One Hot Encoding with Keras

Let’s suppose we have a sequence that is already integer encoded. We can work with the integer encoding directly or map the integer encoding on the label values. We can use the to_categorical() function to one hot encodes integer data.

In this example, we have five integer values [0, 1, 2, 3, 4] and we have an input sequence of the following 15 numbers.

data_1 = [1, 4, 3, 3, 0, 3, 2, 2, 4, 0, 1, 2, 1, 4, 3]

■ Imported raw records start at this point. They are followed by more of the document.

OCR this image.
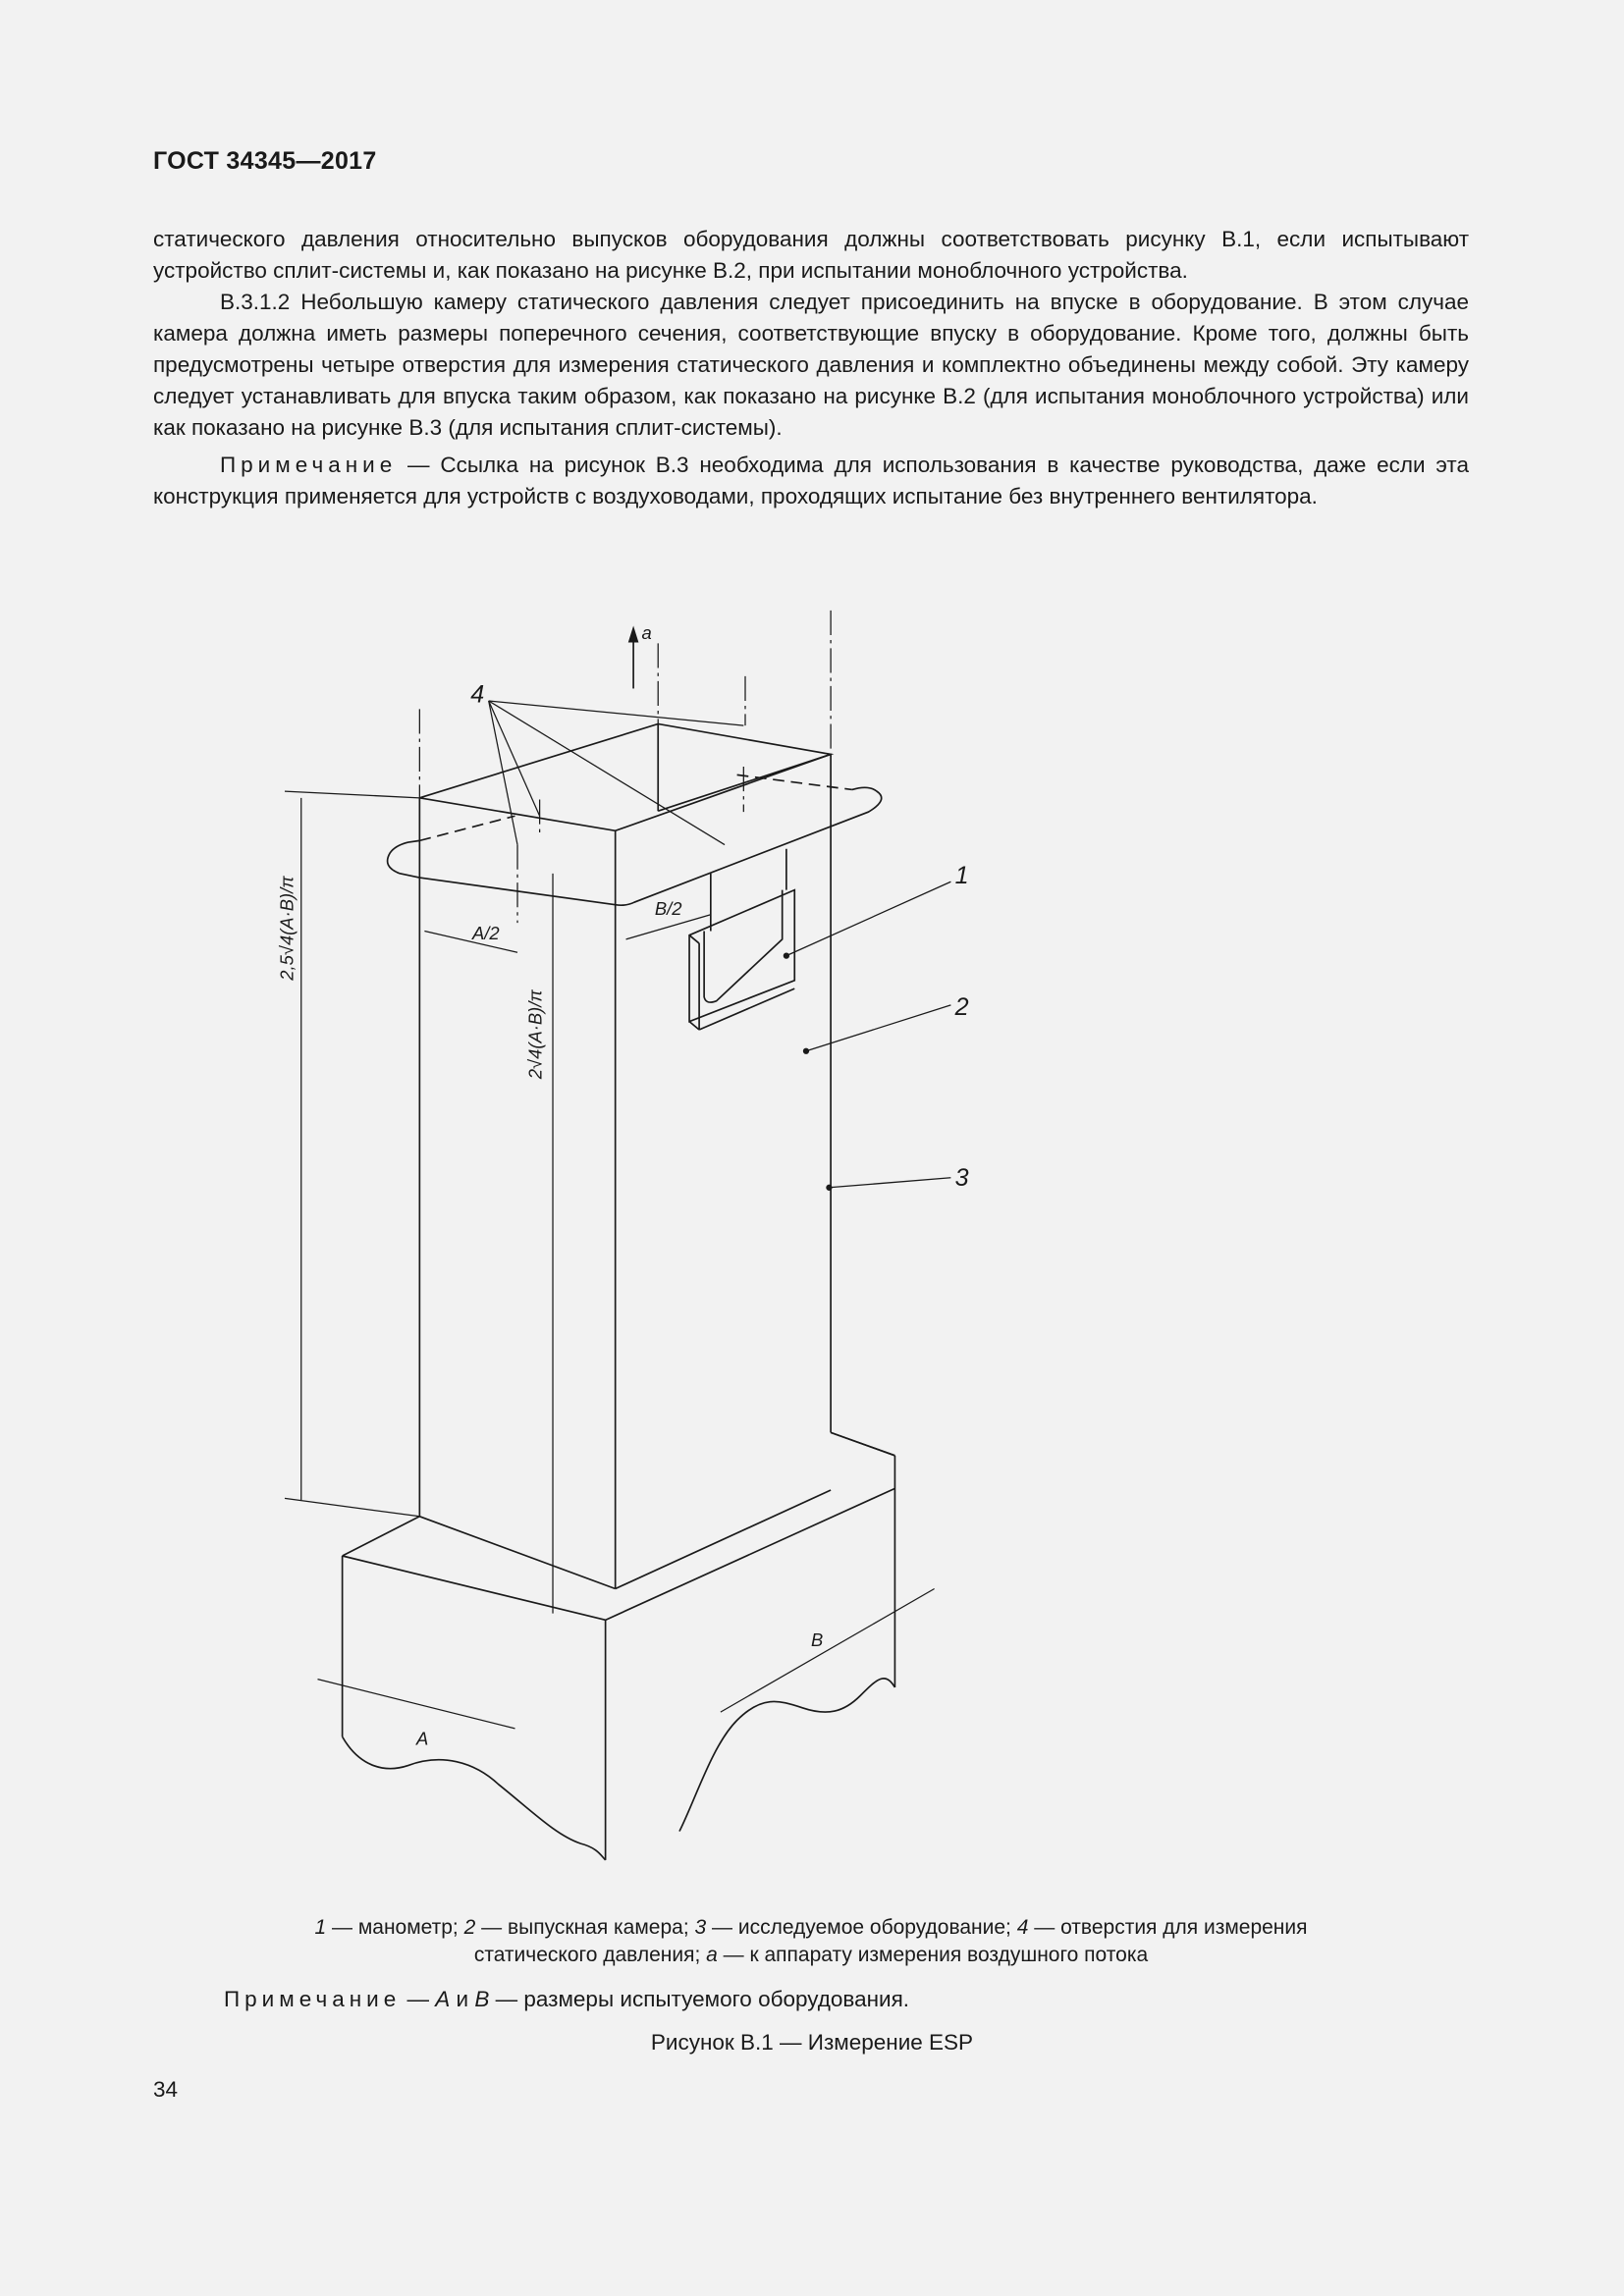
ГОСТ 34345—2017
статического давления относительно выпусков оборудования должны соответствовать рисунку В.1, если испытывают устройство сплит-системы и, как показано на рисунке В.2, при испытании моноблочного устройства.
В.3.1.2 Небольшую камеру статического давления следует присоединить на впуске в оборудование. В этом случае камера должна иметь размеры поперечного сечения, соответствующие впуску в оборудование. Кроме того, должны быть предусмотрены четыре отверстия для измерения статического давления и комплектно объединены между собой. Эту камеру следует устанавливать для впуска таким образом, как показано на рисунке В.2 (для испытания моноблочного устройства) или как показано на рисунке В.3 (для испытания сплит-системы).
Примечание — Ссылка на рисунок В.3 необходима для использования в качестве руководства, даже если эта конструкция применяется для устройств с воздуховодами, проходящих испытание без внутреннего вентилятора.
a
4
1
2
3
A/2
B/2
A
B
2,5√4(A·B)/π
2√4(A·B)/π
1 — манометр; 2 — выпускная камера; 3 — исследуемое оборудование; 4 — отверстия для измерения
статического давления; a — к аппарату измерения воздушного потока
Примечание — A и B — размеры испытуемого оборудования.
Рисунок В.1 — Измерение ESP
34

Let’s understand the following example.

Example -

from numpy import array  
from numpy import argmax  
from keras.utils import to_categorical  
# define example  
data_1 = [1, 4, 3, 3, 0, 3, 2, 2, 4, 0, 1, 2, 1, 4, 3]  
data = array(data_1)  
print(data)  
# one hot encoding using the to_categorical() method  
encoded = to_categorical(data)  
print(encoded)  
# invert encoding  
inverted = argmax(encoded[0])  
print(inverted)

Output:

[1 4 3 3 0 3 2 2 4 0 1 2 1 4 3]
[[0. 1. 0. 0. 0.]
 [0. 0. 0. 0. 1.]
 [0. 0. 0. 1. 0.]
 [0. 0. 0. 1. 0.]
 [1. 0. 0. 0. 0.]
 [0. 0. 0. 1. 0.]
 [0. 0. 1. 0. 0.]
 [0. 0. 1. 0. 0.]
 [0. 0. 0. 0. 1.]
 [1. 0. 0. 0. 0.]
 [0. 1. 0. 0. 0.]
 [0. 0. 1. 0. 0.]
 [0. 1. 0. 0. 0.]
 [0. 0. 0. 0. 1.]
 [0. 0. 0. 1. 0.]]
1

Explanation -

In the above code, we have encoded the integer encoded as the binary vectors and printed. Then, we used the Numpy argmax() function to invert the encoding on the first value in the sequence.